Kid problems
"I'll sure be glad when I get big and don't have to go to bed at 8 o'clock."
Probably every little kid in America says something like the above on a daily basis. "Bein' a kid" has its advantages but it also has plenty of drawbacks. Got to thinking about that common knowledge last Sunday when something happened for the first time in many, many years. While munching dinner salad, I bit my tongue. Had forgotten how much that hurts … and it's still hurting two days later. The painful experience made me remember biting my tongue or the inside cheek was all too common in growing up years. Seemed to happen all the time.
After mumbling a couple expletives the other evening, I asked Iris if she used to accidently bite her tongue and the side of her mouth when she was a kid. She said yes, and mentioned that she still does it once in awhile, but not nearly as often. Her confirmation of my own experiences made me wonder if our teeth get worn down a bit, or if our mouth gets bigger, or what changes this childhood problem. Perhaps we learn how to chew smarter. I'd ask a dentist, but they charge quite a lot… even for advice.

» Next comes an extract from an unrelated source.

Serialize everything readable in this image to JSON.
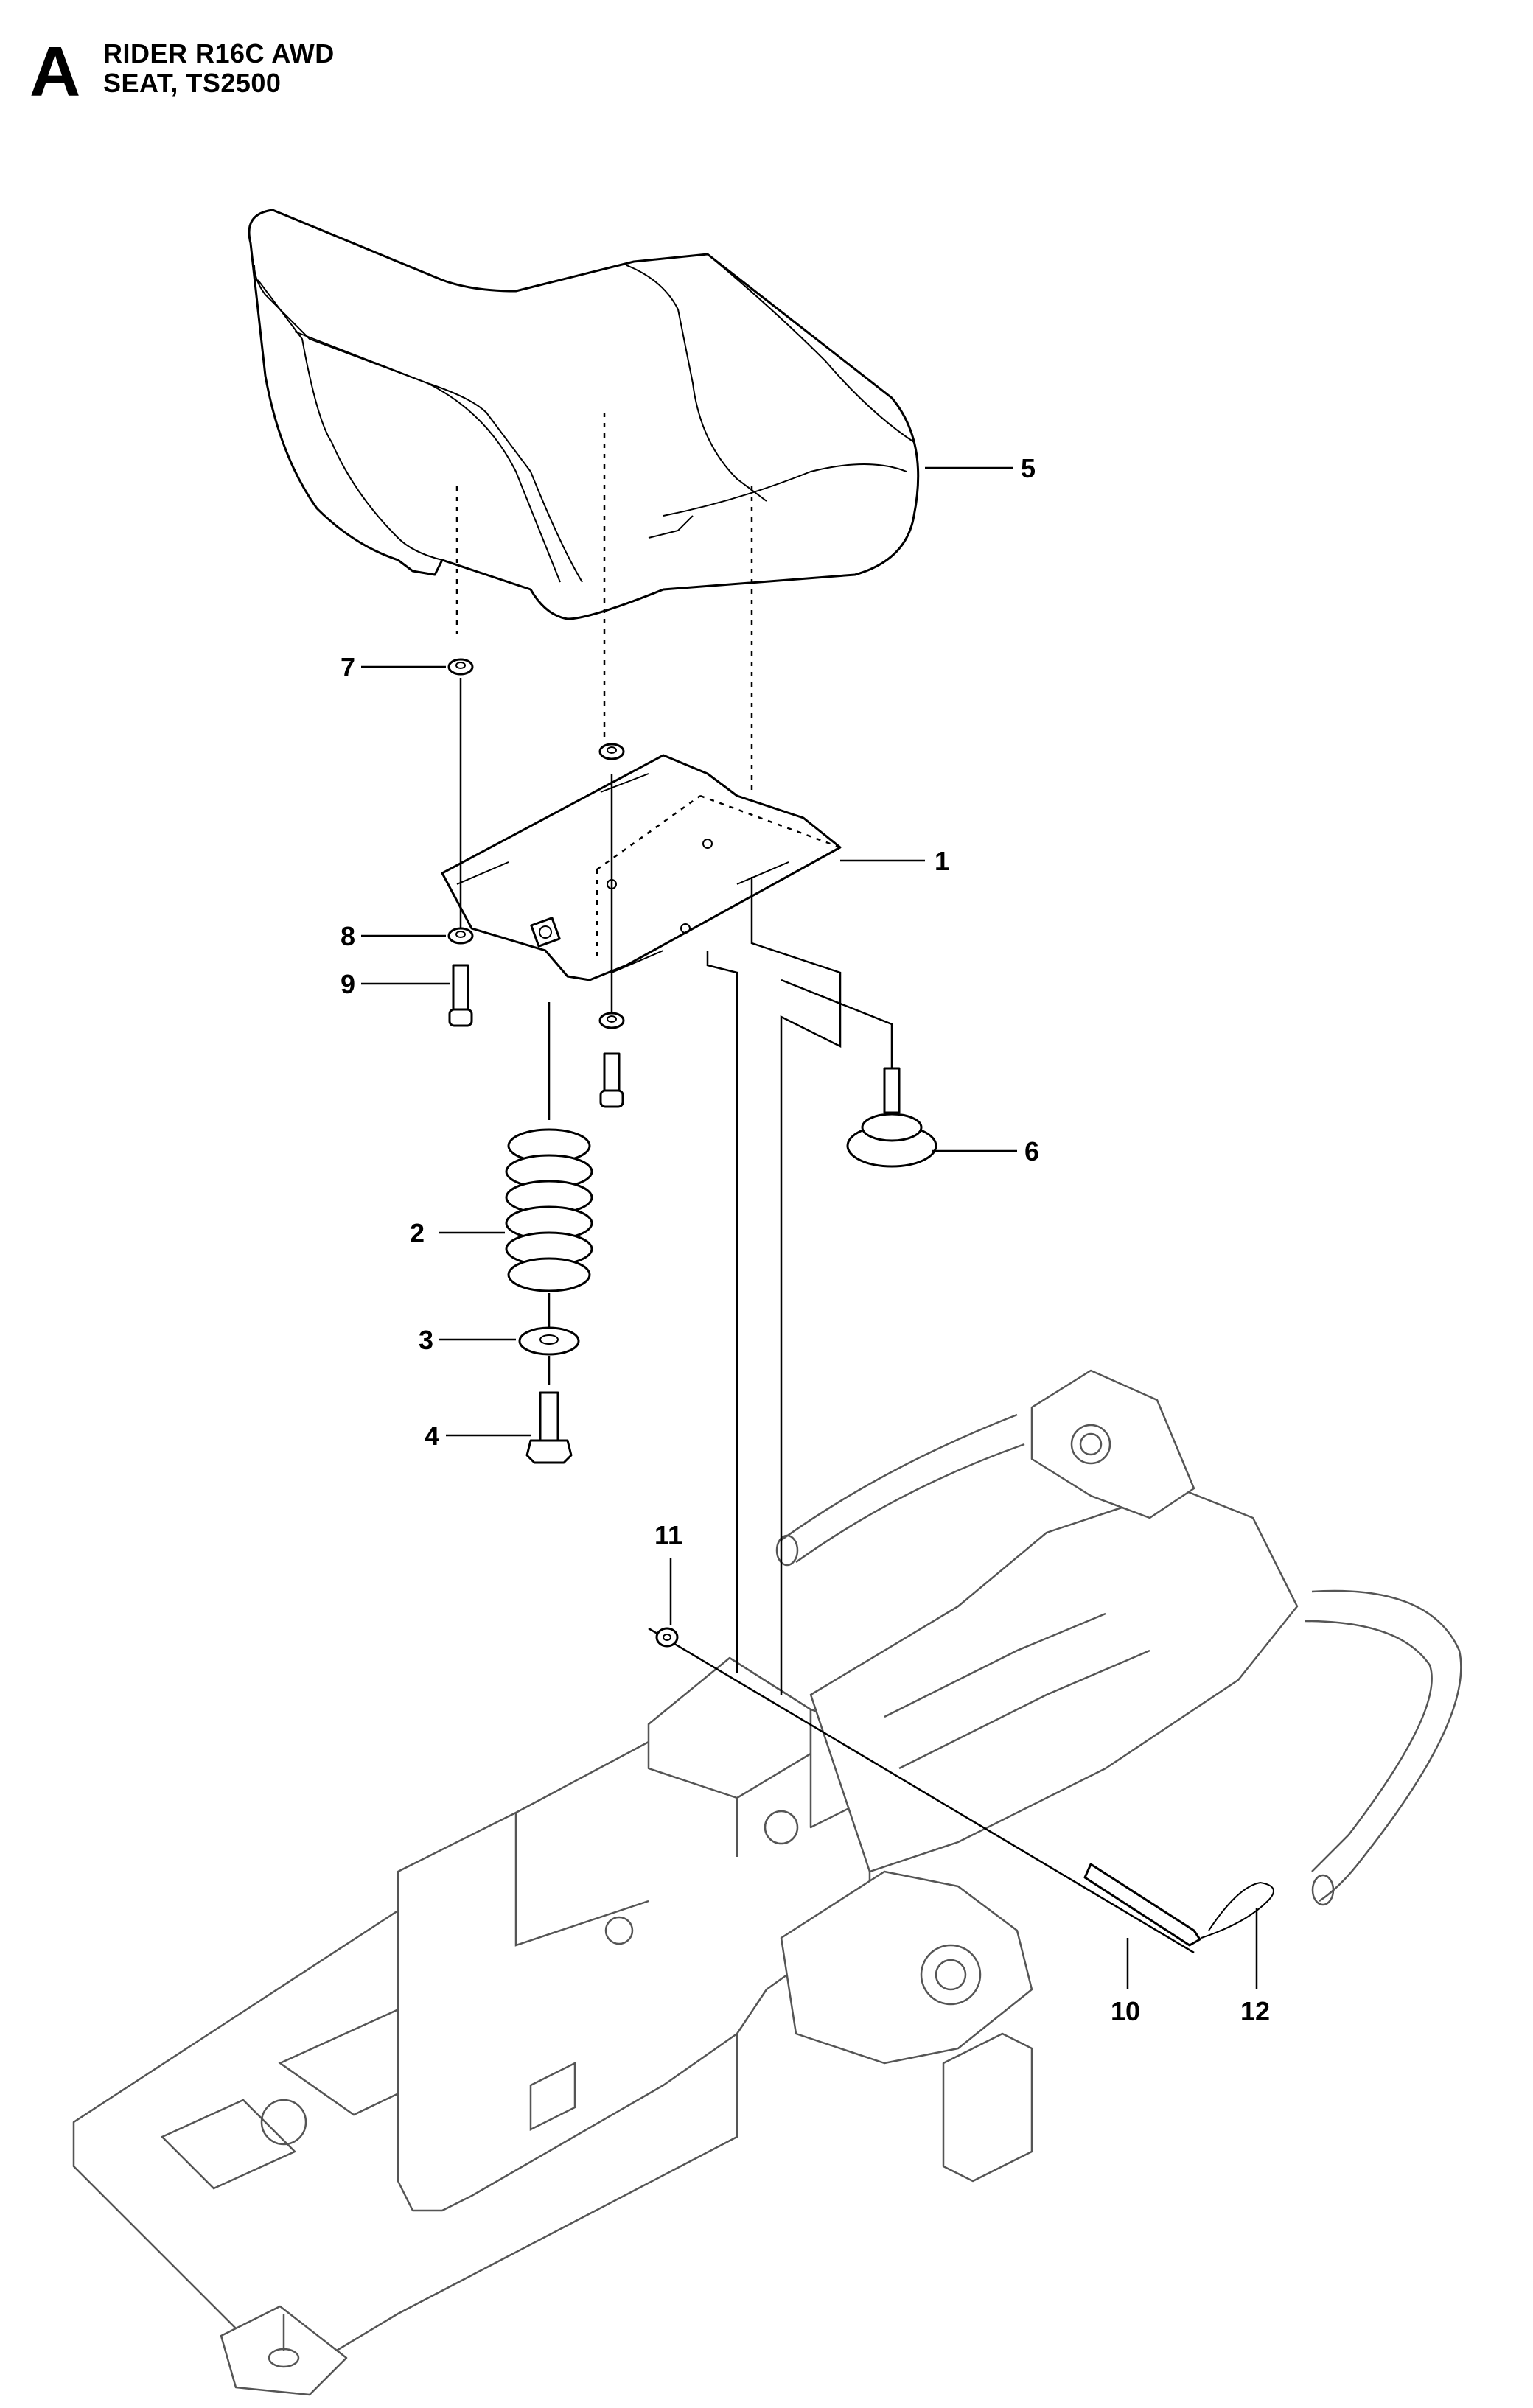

Another thing that bugged the heck out of me at a much younger age was hiccups. If memory serves correctly, all too often there were those blankety blank hiccups. Maybe the last time I had to endure hiccups very long was in 1954 at age 26. Remember it so well because they struck just when I had driven a cute redhead up above the city of Great Falls, to "show her the lights." The hiccups stopped about 15 minutes after I drove her home. Any of you males out there ever tried to "show the lights" to a girl who wouldn't stop giggling?
If I hadn't stopped getting hiccups, who knows? Maybe Iris would still be single, and my four children would be motherless.
Childhood also produces zits and pimples. Had 'em the worst during my freshman and sophomore years in high school. Although not yet blessed with dark whiskers, I discovered shaving seemed to help, if only in my own mind, then could hit the blemishes with a styptic pencil and pretend the razor had nicked me a lot. One time an unkind girl asked why I shaved when I didn't seem to have a beard, so I told her I had a new kind of razor that shaved way below the skin.
Another thing that each person outgrows to some extent… is basic ignorance. At the age of 11 or 12, I had a pint whiskey bottle that was found in the dump and used for a canteen. Kept it in a small cloth sack tied to my belt. One day while hiking in the hills, met up with some eastern city girls from a nearby dude ranch. As a way of making a big impression, bet them I could take the lid off my "canteen" and turn it upside down without the water coming out. Had practiced this trick before, so it was a "sucker bet." The idea of course, was to leave the bottle in the sack and whirl it around fast enough for centrifical force to keep the water in there.
When I regained consciousness, the girls were delighted. Apparently they had never before seen a young man hit himself on the head with a whiskey bottle full of water.
Another worrisome thing about being a kid are common items in a bedroom that turn into monsters at night. A coat hanging on the wall becomes a grizzly bear when touched by faint moonlight coming in through the window. Spent many a spooky hour waiting for a pile of mountain lion shaped stuff on the dresser to spring on the bed and rip me to shreds.
Now that I'm grown up with my own home there is a handy light switch next to the bed to check out scary things. Don't use it as often as I'd like because Iris wakes up and asks something silly like, "George! What are you doing?"
G. George Ostrom is the news director of KOFI radio and a Hungry Horse News columnist.